June 30, 2001
Written by Staff Reports
Written by Staff Reports
University of the Philippines Concert Chorus performs during the June 25 worship service at Music Hall in Cleveland. Brynne Shaw photo
"Here we are, perched between memory and hope," said the Rev. Diane Darling at the opening night worship on Thursday, June 22, at Pilgrim Congregational UCC in Cleveland.
"We have only two choices really," said the Rev. Robin R. Meyers at the Sunday afternoon service of worship and installation of officers on June 25, "to live in the past or to learn from it. But the past is not where God wants us to be."
Darling, interim pastor of Richmond Beach (Wash.) Congregational UCC, was preaching to a congregation that included many past and present UCC leaders.
"The United Church of Christ is not a structure," she said. "It is a living, growing story of what God has done and is doing even yet."
The current structure has outlived its usefulness, she pointed out. It simply "can no longer contain the multiracial, multicultural, multi-splendored, mission-focused, Spirit-propelled church that God was birthing, was not containing it, and hadn't been able to contain it for quite some time," she said. "And this is good news! This is God's news!"

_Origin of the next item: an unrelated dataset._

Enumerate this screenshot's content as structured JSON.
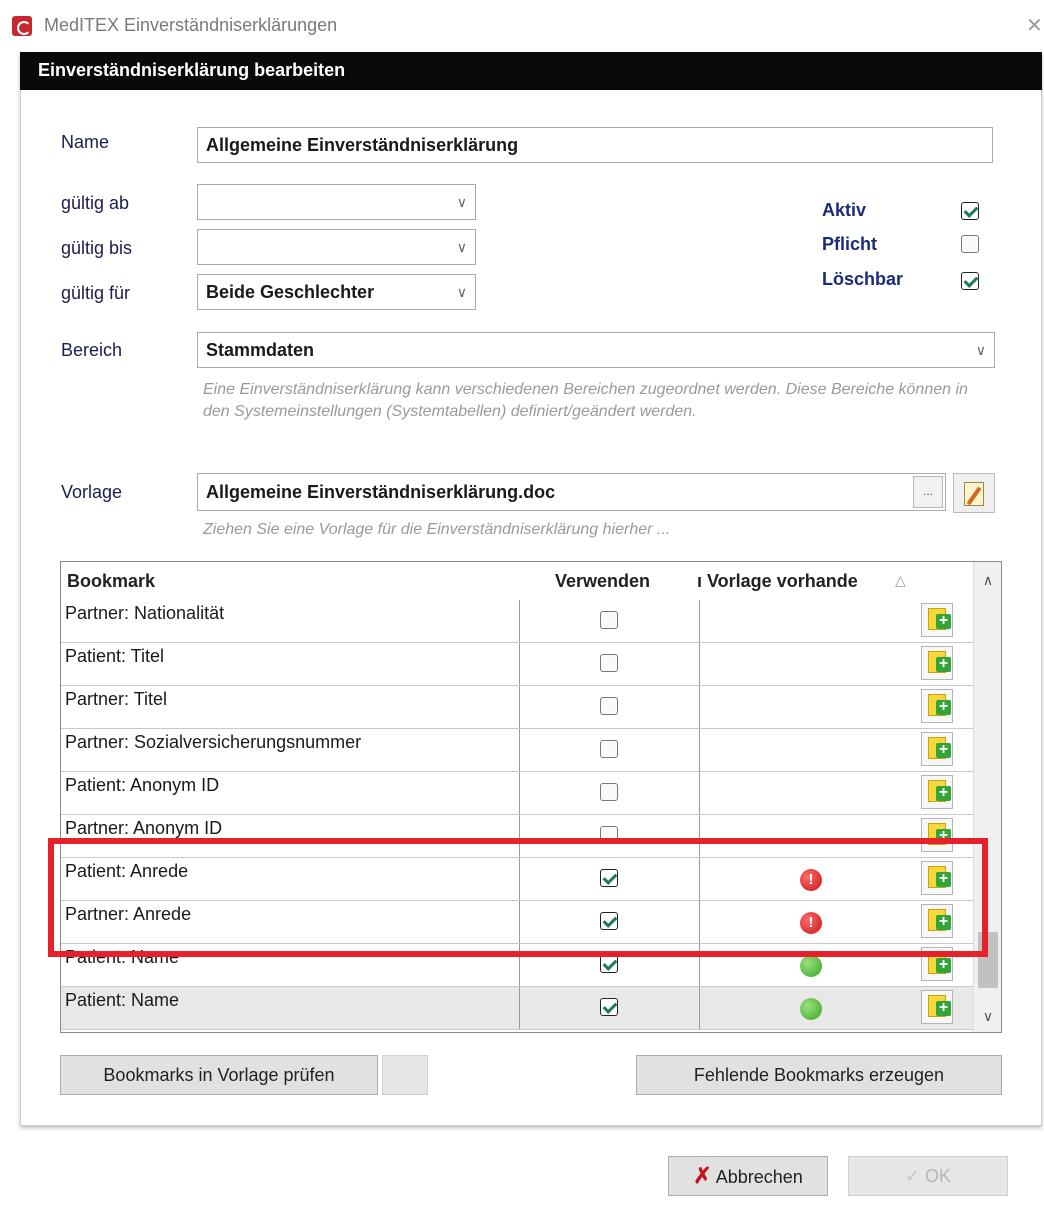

Meyers, pastor of Mayflower Congregational UCC in Oklahoma City, preached in the Music Hall of the Cleveland Convention Center on the 43rd anniversary of the denomination's founding in that very place.
"God ... takes what we think is past tense and makes it future tense," he said. "Takes what we think is behind us and sends it on ahead of us. Says to us: what you think is yesterday, I will turn into tomorrow. In the meantime, keep moving in faithfulness towards Me and I will handle the rest."
The four-day Celebration 2000 was a potpourri of worship and work, reunion and introductions, farewell and welcome.
Friday marked the final board meetings of many of the "instrumentalities" of the old structure, while Saturday the boards of the new Covenanted Ministries met.
For many former staff and board members, it was the first time to visit the UCC's newly renovated Church House at 700 Prospect Ave. in Cleveland, including the beautiful, new Amistad Chapel.
"I am absolutely amazed that we could have such a worship center in our headquarters building," said Charles Lockyear, for 32 years the UCC Director of Finance and Treasurer. "I had always hoped that we could have something like that in New York City, but it never worked out. I think this is wonderful!"
Nearly 1,000 persons attended the Celebration 2000 Banquet on Saturday evening, which featured an address by the Rev. Andrew Young, former U.N. ambassador and former mayor of Atlanta. In his remarks, Young lifted up the importance of church participation and church values in resolving many of the world's disputes.
The weekend served well its theme, "Faithful Legacy, Fervent Hope," as the various events and presentations both honored the past and pointed toward the future. Members of racial- ethnic churches, for example, the UCC's fastest growing membership constituency, played prominent roles.
"This is an historic weekend," remarked one observer, "and the UCC has done it right. We've paid attention publicly to how we've gotten to this point and we've acknowledged up front that now it's time to move on."